Thursday, 13 September 2012

Morning note, events and data 14th September 2012

Good morning,

Wont ramble on too much about the FOMC, you've read the headlines and that tells the story. My 3 main thoughts:
1. Buying housing or Asset Backed Securities (ABS) does not increase jobs, it just reduces the burden on banks
2. The US will make an absolute fortune in 2014 - 2017 when they "job these out"
3. Get ready to short the hell out of US 10yrs in 2013/14
This whole exercise was about making nice happy numbers and headlines. The FOMC wanted to highlight that stimulus is unlimited, and it will stop at nothing to encourage growth, in this case, using near zero interest rates till mid 2015.

How did the markets react?
Europe closed before the announcement, with equity markets mixed.
CAC -1.2%, DAX -0.45%, IBEX -0.7%, UKX +0.7% all on roughly average volumes.
Sector performance saw defensives stronger and profit taking in materials and financial, not surprising after such a strong run.
Markets have rallied on the headlines and now, as reality sets in and Greece unemployment higher, fears start to creep back in. However, the market is hugely short the European region, inflows will continue as investors take a more neutral weighting. There is also more short squeeze to come, when the markets take the next leg up. Technicals out early next week will show this.
Greece unemployment came in at 23.6% vs last quarter 22.6%
US markets rallied aggressively on the FOMC meeting, with the S+P up 1.6% and market volumes up 20-70% across all indices. The weaker jobs data, with initial claims of 382k vs expected 370k was explained by the recent tropical storm - I think is just another excuse used to justify a weaker number.
Sector performance highlights aggressive inflows to growth names, out of defensive.
Outerperformers: Basic materials, financials and oil & gas
Underperformers: Health, industrials and telecoms
The NASDAQ also underperformed the S+P and industrials for the first time in quite a while.
Expect further inflows to growth. The market has rather large positions weighted in government debt and defensive equities. Outflows will now be looking at improving growth and corporate credit/high yield.

Markets today:
Going gang busters for the laggeds. With the US$ weakening, physical metal prices have stabilised, some have even started to rebound. This looks like it has more to go but please note, inventories are huge and we have yet to see a pick up in demand... this will run out of steam. Oil, now 98.75 WTI, finally seeing inflows, which although the US$ had moved, up until last night, oil hadnt reacted and was trading around the $95 level. This has more to go and is an alternative hedge to gold, with the kicker of improving growth.

Trading.
I am looking for a pull back in the defensives. This throws up huge opportunities to pick up quality assets, on improving yields. It might take a month to get to these levels, but they are now being watched closely.
Basic materials are all at breakout levels, which I will highlight in next weeks technicals. They still have room to run, but I would not be paying up just yet, we will see fast money outflows next week as the hype dies down and everyone goes back to looking at the data.
We could see China over the weekend, following in the footsteps of the US giving the markets a "triple macro boost". Some plans have already been realised but am watching for support on the industrial side. We already have infrastructure in road and rail projects.

Events:
SEC meeting on price stability, G27 finance ministers meeting and announcement of Greek stimulus measures.

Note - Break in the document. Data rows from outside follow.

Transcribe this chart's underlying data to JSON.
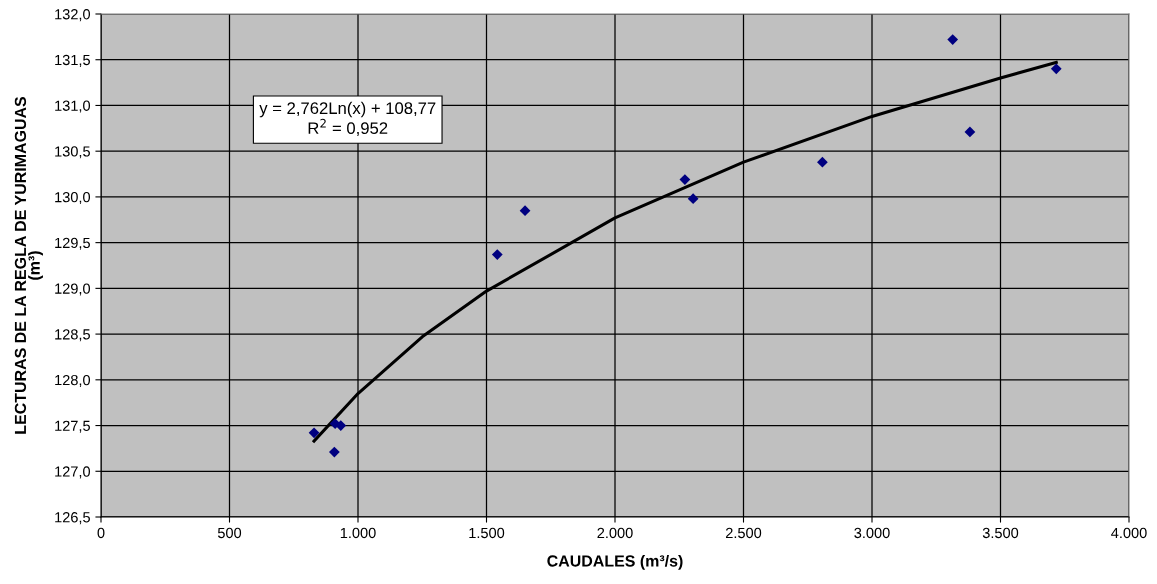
{
  "chart_data": {
    "type": "scatter",
    "xlabel": "CAUDALES (m³/s)",
    "ylabel": "LECTURAS DE LA REGLA DE YURIMAGUAS (m³)",
    "x": [
      829,
      911,
      933,
      908,
      1542,
      1650,
      2272,
      2304,
      2807,
      3314,
      3381,
      3717
    ],
    "series": [
      {
        "color": "#000080",
        "marker": "diamond",
        "values": [
          127.42,
          127.52,
          127.5,
          127.21,
          129.37,
          129.85,
          130.19,
          129.98,
          130.38,
          131.72,
          130.71,
          131.4
        ]
      },
      {
        "type": "line",
        "color": "#000000",
        "line_style": "solid",
        "x": [
          829,
          1000,
          1250,
          1500,
          2000,
          2500,
          3000,
          3500,
          3717
        ],
        "values": [
          127.33,
          127.85,
          128.47,
          128.97,
          129.77,
          130.38,
          130.88,
          131.3,
          131.47
        ]
      }
    ],
    "annotations": [
      "y = 2,762Ln(x) + 108,77\nR$^{2}$ = 0,952"
    ],
    "xlim": [
      0,
      4000
    ],
    "xticks": [
      0,
      500,
      {
        "value": 1000,
        "label": "1.000"
      },
      {
        "value": 1500,
        "label": "1.500"
      },
      {
        "value": 2000,
        "label": "2.000"
      },
      {
        "value": 2500,
        "label": "2.500"
      },
      {
        "value": 3000,
        "label": "3.000"
      },
      {
        "value": 3500,
        "label": "3.500"
      },
      {
        "value": 4000,
        "label": "4.000"
      }
    ],
    "ylim": [
      126.5,
      132.0
    ],
    "yticks": [
      {
        "value": 126.5,
        "label": "126,5"
      },
      {
        "value": 127.0,
        "label": "127,0"
      },
      {
        "value": 127.5,
        "label": "127,5"
      },
      {
        "value": 128.0,
        "label": "128,0"
      },
      {
        "value": 128.5,
        "label": "128,5"
      },
      {
        "value": 129.0,
        "label": "129,0"
      },
      {
        "value": 129.5,
        "label": "129,5"
      },
      {
        "value": 130.0,
        "label": "130,0"
      },
      {
        "value": 130.5,
        "label": "130,5"
      },
      {
        "value": 131.0,
        "label": "131,0"
      },
      {
        "value": 131.5,
        "label": "131,5"
      },
      {
        "value": 132.0,
        "label": "132,0"
      }
    ],
    "grid": true
  }
}
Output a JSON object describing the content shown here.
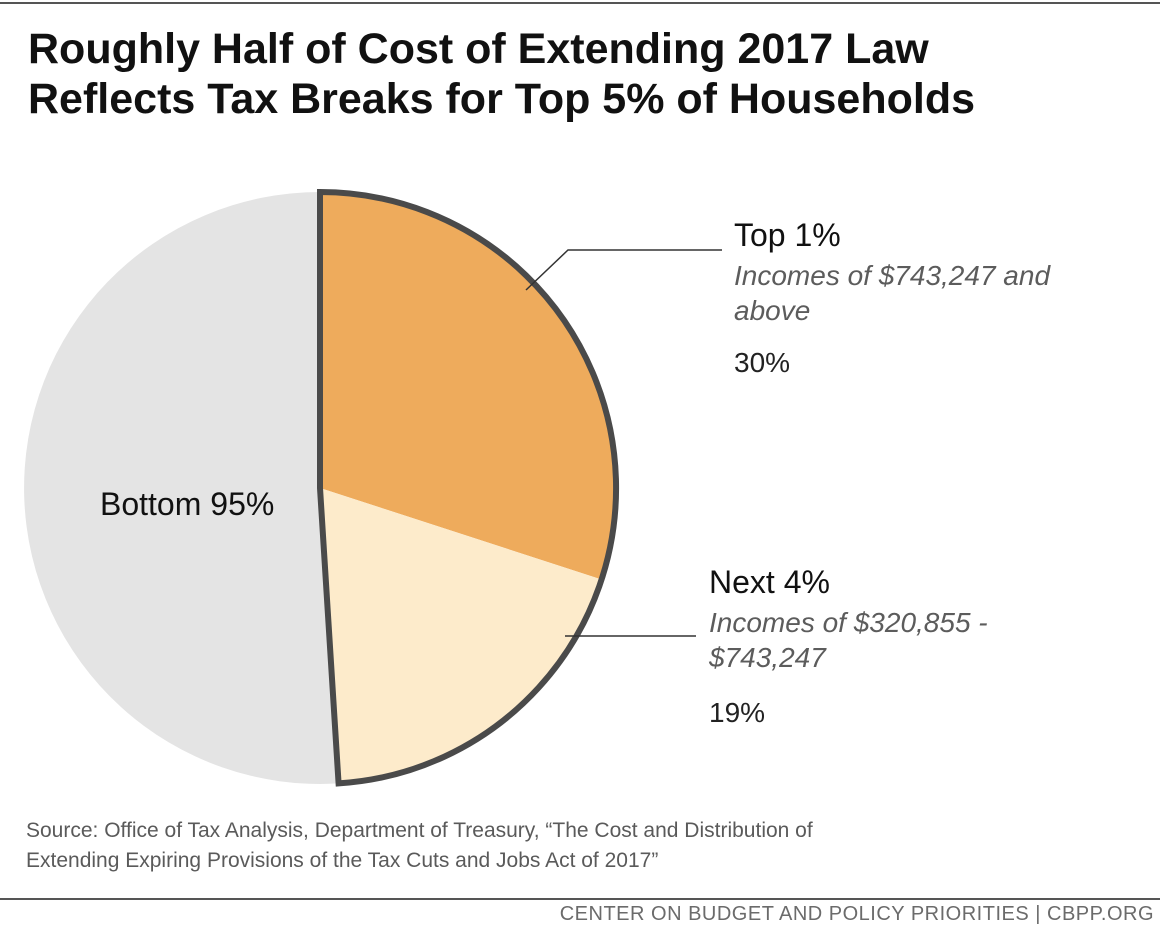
{
  "title": {
    "line1": "Roughly Half of Cost of Extending 2017 Law",
    "line2": "Reflects Tax Breaks for Top 5% of Households"
  },
  "chart_data": {
    "type": "pie",
    "slices": [
      {
        "name": "Top 1%",
        "description_line1": "Incomes of $743,247 and",
        "description_line2": "above",
        "value": 30,
        "value_label": "30%",
        "color": "#eeab5c"
      },
      {
        "name": "Next 4%",
        "description_line1": "Incomes of $320,855 -",
        "description_line2": "$743,247",
        "value": 19,
        "value_label": "19%",
        "color": "#fdebcb"
      },
      {
        "name": "Bottom 95%",
        "value": 51,
        "color": "#e4e4e4"
      }
    ],
    "outline_color": "#4a4a4a"
  },
  "source": {
    "line1": "Source: Office of Tax Analysis, Department of Treasury, “The Cost and Distribution of",
    "line2": "Extending Expiring Provisions of the Tax Cuts and Jobs Act of 2017”"
  },
  "credit": "CENTER ON BUDGET AND POLICY PRIORITIES | CBPP.ORG"
}
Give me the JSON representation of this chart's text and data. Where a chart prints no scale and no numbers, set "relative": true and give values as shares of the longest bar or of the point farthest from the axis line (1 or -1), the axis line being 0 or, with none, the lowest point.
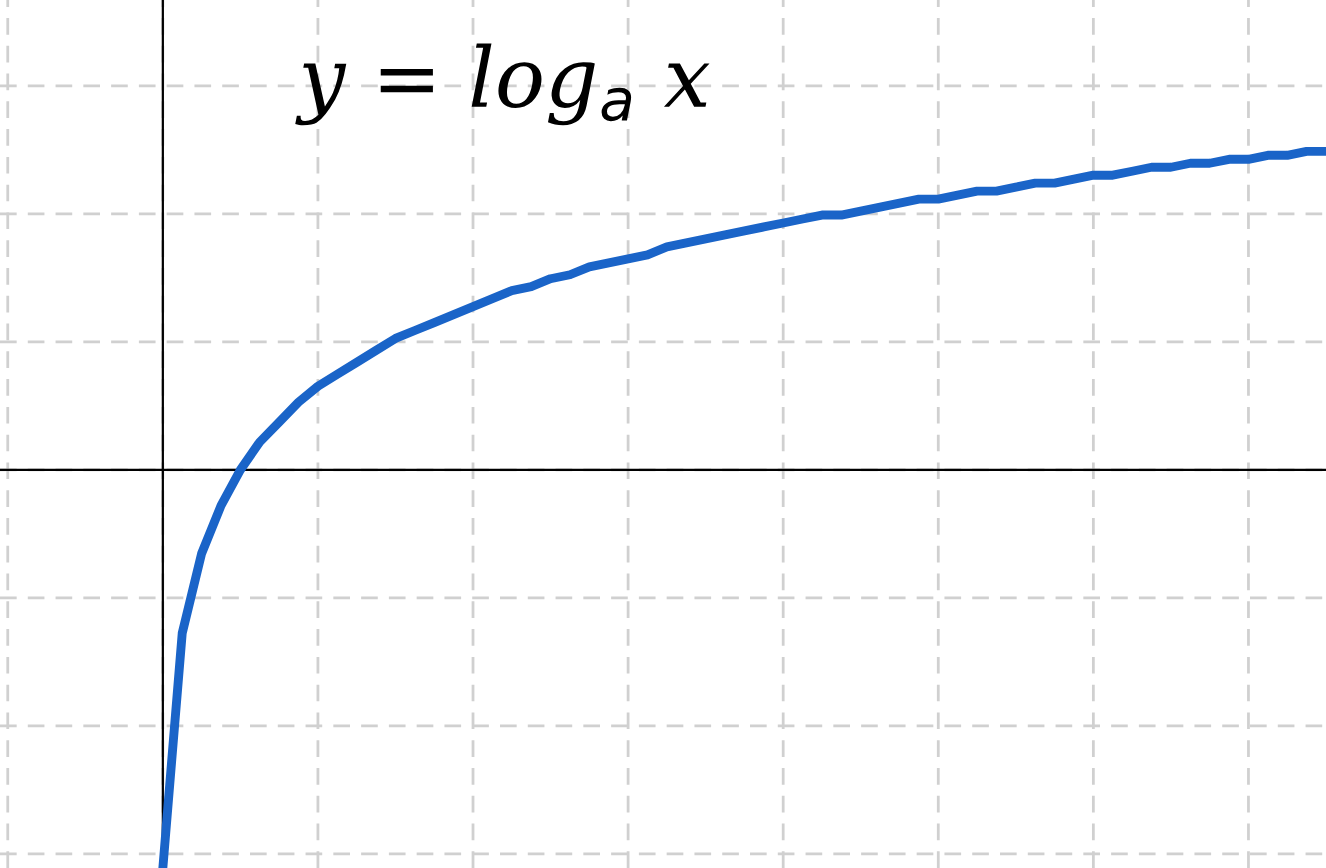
{
  "chart_data": {
    "type": "line",
    "title": "y = log$_{a}$ x",
    "relative": true,
    "grid": true,
    "marker": "none",
    "line_style": "solid",
    "categories": [
      null,
      null,
      null,
      null,
      null,
      null,
      null,
      null,
      null,
      null,
      null,
      null,
      null,
      null,
      null,
      null,
      null,
      null,
      null,
      null,
      null,
      null,
      null,
      null,
      null,
      null,
      null,
      null,
      null,
      null,
      null,
      null,
      null,
      null,
      null,
      null,
      null,
      null,
      null,
      null,
      null,
      null,
      null,
      null,
      null,
      null,
      null,
      null,
      null,
      null,
      null,
      null,
      null,
      null,
      null,
      null,
      null,
      null,
      null,
      null,
      null
    ],
    "series": [
      {
        "color": "#1a64c8",
        "values": [
          -1,
          -0.41,
          -0.21,
          -0.09,
          0,
          0.07,
          0.12,
          0.17,
          0.21,
          0.24,
          0.27,
          0.3,
          0.33,
          0.35,
          0.37,
          0.39,
          0.41,
          0.43,
          0.45,
          0.46,
          0.48,
          0.49,
          0.51,
          0.52,
          0.53,
          0.54,
          0.56,
          0.57,
          0.58,
          0.59,
          0.6,
          0.61,
          0.62,
          0.63,
          0.64,
          0.64,
          0.65,
          0.66,
          0.67,
          0.68,
          0.68,
          0.69,
          0.7,
          0.7,
          0.71,
          0.72,
          0.72,
          0.73,
          0.74,
          0.74,
          0.75,
          0.76,
          0.76,
          0.77,
          0.77,
          0.78,
          0.78,
          0.79,
          0.79,
          0.8,
          0.8
        ]
      }
    ]
  }
}
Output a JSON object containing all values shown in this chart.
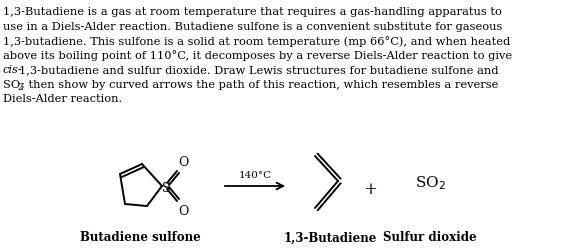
{
  "background_color": "#ffffff",
  "text_color": "#000000",
  "arrow_label": "140°C",
  "label_butadiene_sulfone": "Butadiene sulfone",
  "label_13butadiene": "1,3-Butadiene",
  "label_sulfur_dioxide": "Sulfur dioxide",
  "so2_label": "SO$_2$",
  "plus_label": "+"
}
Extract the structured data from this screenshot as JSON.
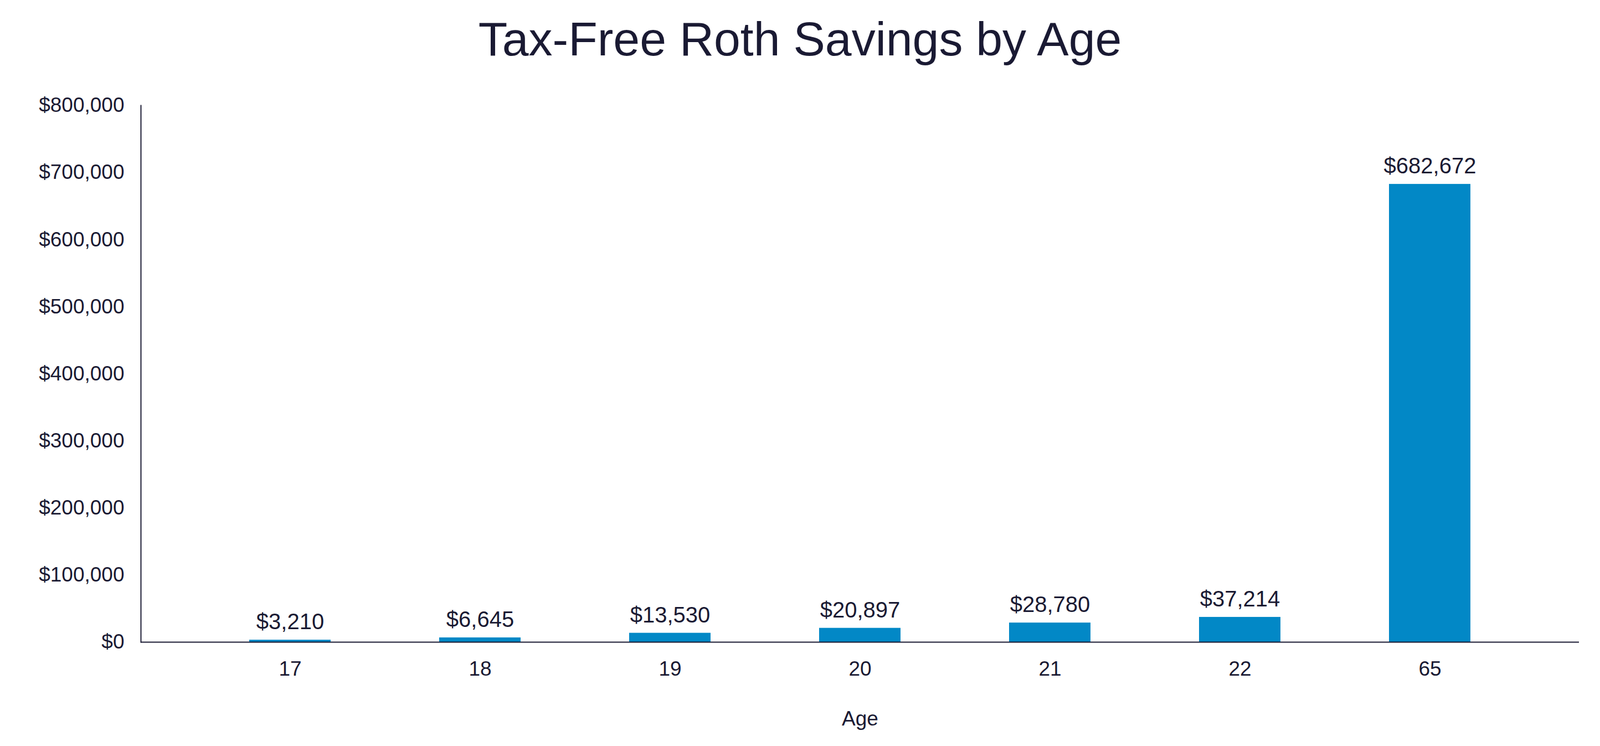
{
  "chart_data": {
    "type": "bar",
    "title": "Tax-Free Roth Savings by Age",
    "x_label": "Age",
    "categories": [
      "17",
      "18",
      "19",
      "20",
      "21",
      "22",
      "65"
    ],
    "values": [
      3210,
      6645,
      13530,
      20897,
      28780,
      37214,
      682672
    ],
    "value_labels": [
      "$3,210",
      "$6,645",
      "$13,530",
      "$20,897",
      "$28,780",
      "$37,214",
      "$682,672"
    ],
    "color": "#0288c6",
    "ylim": [
      0,
      800000
    ],
    "yticks": [
      {
        "value": 0,
        "label": "$0"
      },
      {
        "value": 100000,
        "label": "$100,000"
      },
      {
        "value": 200000,
        "label": "$200,000"
      },
      {
        "value": 300000,
        "label": "$300,000"
      },
      {
        "value": 400000,
        "label": "$400,000"
      },
      {
        "value": 500000,
        "label": "$500,000"
      },
      {
        "value": 600000,
        "label": "$600,000"
      },
      {
        "value": 700000,
        "label": "$700,000"
      },
      {
        "value": 800000,
        "label": "$800,000"
      }
    ],
    "grid": false,
    "data_labels": true
  }
}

Data: In Singapore time (GMT +7 hours)
12.30 Japan industrial production and capacity utilisation.
14:30 India whole sale prices
15:00 Spain labor costs and house prices - some negativity expected
15:30 Thai foreign reserves
17:00 Eurozone CPI and employment
17:00 Italian current accounts
20:30 US CPI and retail sales
21:15 US industrial production and capacity utilisation
21:55 U. of Michigan confidence
22:00 US business inventories - watch for follow through from the wholesale inventories strong number earlier this week.

Earnings - top securities
Suntor(US), Nexus(AU), Kagara(AU), Norilsk Nickel(RU), JD weatherspoon(GB), Swisher Hygiene(US), Virco Manu(US), Marcus(US)

Have a great weekend.... expect some heavy news papers over the weekend, with all the data this past week.